The back bodice has darts and corresponding tucks in the skirt. The tucks were unintentional, added only because the skirt had stretched out and was bigger than the waistband when I went to attach them. That’s what happens when you cut corners and don’t stay stitch… But see the perfect chevrons on the side seam? They make me happy!

Robe with slip (2)

I’m wearing modern summer sandals, but I did attempt to do a nod-at-the-1940s hair style for the photos. I don’t mind the style, but clearly I need some more practice (and likely a different hair type without so much frizz) to really get a 1940s style going.

Thanks so much to my wonderful friend photographer, who is so willing and excited to document the things I make so I can share them on my blog! Of course, the trade off is that she gets to practice photography skills on a willing model… Works out well for both of us!

15 thoughts on “1940s-Does-Modern Anne Adams Dress

  1. That is just too cute on you!! You look great, and comfortable, both a big plus. How about trying it in a small polka dot next time, or even a flower print?

  2. Very charming, very summer-y. And there is nothing wrong with simple inspiration. No need for every garment to be an exact line for line replica of another. And I’m just guessing that the original pattern pictured produced a garment that had the fitting issues you discovered, such as flat chested on one side. (After all, a sketch doesn’t have to fit a body. Would have been interesting to see a photograph of an actual garment made from this pattern on a real body.)

    Keep on sewing and sharing.

  3. Your dress came out great! You hair? It is just fine. I have the same challenge and we just end up doing a lot of rolled and pinned styling which is totally period.
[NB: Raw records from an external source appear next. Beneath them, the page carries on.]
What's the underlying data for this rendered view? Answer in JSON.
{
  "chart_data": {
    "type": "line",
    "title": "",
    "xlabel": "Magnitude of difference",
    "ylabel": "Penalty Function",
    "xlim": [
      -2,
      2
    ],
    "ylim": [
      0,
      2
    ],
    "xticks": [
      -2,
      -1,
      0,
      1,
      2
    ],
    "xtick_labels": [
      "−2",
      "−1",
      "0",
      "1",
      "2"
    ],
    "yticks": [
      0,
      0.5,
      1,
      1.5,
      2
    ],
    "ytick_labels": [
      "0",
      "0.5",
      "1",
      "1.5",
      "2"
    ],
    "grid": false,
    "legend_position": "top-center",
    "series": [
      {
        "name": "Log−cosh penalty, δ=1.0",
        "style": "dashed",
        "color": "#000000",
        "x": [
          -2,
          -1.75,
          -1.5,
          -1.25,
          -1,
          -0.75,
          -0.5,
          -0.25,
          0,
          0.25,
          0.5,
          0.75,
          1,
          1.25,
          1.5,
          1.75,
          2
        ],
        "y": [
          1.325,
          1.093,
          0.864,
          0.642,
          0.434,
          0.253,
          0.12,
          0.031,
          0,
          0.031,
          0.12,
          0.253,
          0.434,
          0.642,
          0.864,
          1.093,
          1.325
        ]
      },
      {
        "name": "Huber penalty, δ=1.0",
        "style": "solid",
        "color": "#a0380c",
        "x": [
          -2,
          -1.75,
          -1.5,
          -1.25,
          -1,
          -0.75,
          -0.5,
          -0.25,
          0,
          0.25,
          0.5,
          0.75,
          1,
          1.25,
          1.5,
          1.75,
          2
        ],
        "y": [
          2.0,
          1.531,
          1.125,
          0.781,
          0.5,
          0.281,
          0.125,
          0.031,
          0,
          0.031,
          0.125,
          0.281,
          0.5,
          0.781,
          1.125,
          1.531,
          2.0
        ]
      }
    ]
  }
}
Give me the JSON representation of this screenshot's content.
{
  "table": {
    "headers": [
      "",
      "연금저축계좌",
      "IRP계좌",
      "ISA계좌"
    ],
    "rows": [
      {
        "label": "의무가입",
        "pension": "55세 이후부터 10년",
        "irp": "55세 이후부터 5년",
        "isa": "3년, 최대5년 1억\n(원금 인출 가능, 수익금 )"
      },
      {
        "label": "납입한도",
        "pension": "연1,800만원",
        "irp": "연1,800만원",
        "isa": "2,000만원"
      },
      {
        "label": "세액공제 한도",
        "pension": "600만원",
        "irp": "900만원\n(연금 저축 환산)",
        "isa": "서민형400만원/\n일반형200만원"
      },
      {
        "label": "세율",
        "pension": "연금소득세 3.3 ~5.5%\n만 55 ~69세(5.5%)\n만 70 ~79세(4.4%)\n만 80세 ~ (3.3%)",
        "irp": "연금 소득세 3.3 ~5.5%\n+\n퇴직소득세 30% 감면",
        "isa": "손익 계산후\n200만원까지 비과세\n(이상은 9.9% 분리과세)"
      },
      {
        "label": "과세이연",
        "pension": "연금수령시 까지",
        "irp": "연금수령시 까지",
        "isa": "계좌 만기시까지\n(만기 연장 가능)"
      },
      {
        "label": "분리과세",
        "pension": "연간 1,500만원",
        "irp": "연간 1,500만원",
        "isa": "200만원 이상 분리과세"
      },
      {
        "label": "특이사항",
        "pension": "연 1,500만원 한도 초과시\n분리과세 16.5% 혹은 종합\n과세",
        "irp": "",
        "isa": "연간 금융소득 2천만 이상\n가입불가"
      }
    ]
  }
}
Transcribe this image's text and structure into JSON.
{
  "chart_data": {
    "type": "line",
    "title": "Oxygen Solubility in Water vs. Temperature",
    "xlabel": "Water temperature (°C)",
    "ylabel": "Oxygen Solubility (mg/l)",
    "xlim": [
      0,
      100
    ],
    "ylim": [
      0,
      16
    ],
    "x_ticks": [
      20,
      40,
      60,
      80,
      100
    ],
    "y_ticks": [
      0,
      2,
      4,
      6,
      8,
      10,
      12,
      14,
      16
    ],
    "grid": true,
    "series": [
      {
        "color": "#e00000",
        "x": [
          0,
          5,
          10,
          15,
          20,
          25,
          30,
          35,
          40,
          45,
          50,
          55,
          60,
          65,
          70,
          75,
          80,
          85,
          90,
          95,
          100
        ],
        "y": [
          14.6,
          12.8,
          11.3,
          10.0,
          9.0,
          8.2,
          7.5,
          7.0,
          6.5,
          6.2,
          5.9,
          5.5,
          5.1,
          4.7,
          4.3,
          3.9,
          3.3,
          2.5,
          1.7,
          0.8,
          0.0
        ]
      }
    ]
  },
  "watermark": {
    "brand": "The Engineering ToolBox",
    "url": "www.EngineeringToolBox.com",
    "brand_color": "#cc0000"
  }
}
You look great.

  4. Do you have a paper pattern from Anne Adam’s 4752A size small or 12 please let me know and how much would cost I live in New Zealand.

    1. Hi Tabitha,

      Thanks for your question. I’m sorry to say that the short answer is no, I do not have a paper pattern for Anne Adams 4752.

      By way of a longer explanation: I created the pattern for my version of this dress from scratch and made substantial changes to the original design in order to create a style I liked that also fit me. It is definitely an inspired-by dress in the end–I wouldn’t say that the pattern I created is really true to the original in many ways except the direction of the stripes.

      Sorry I don’t have better news and best of luck in your search!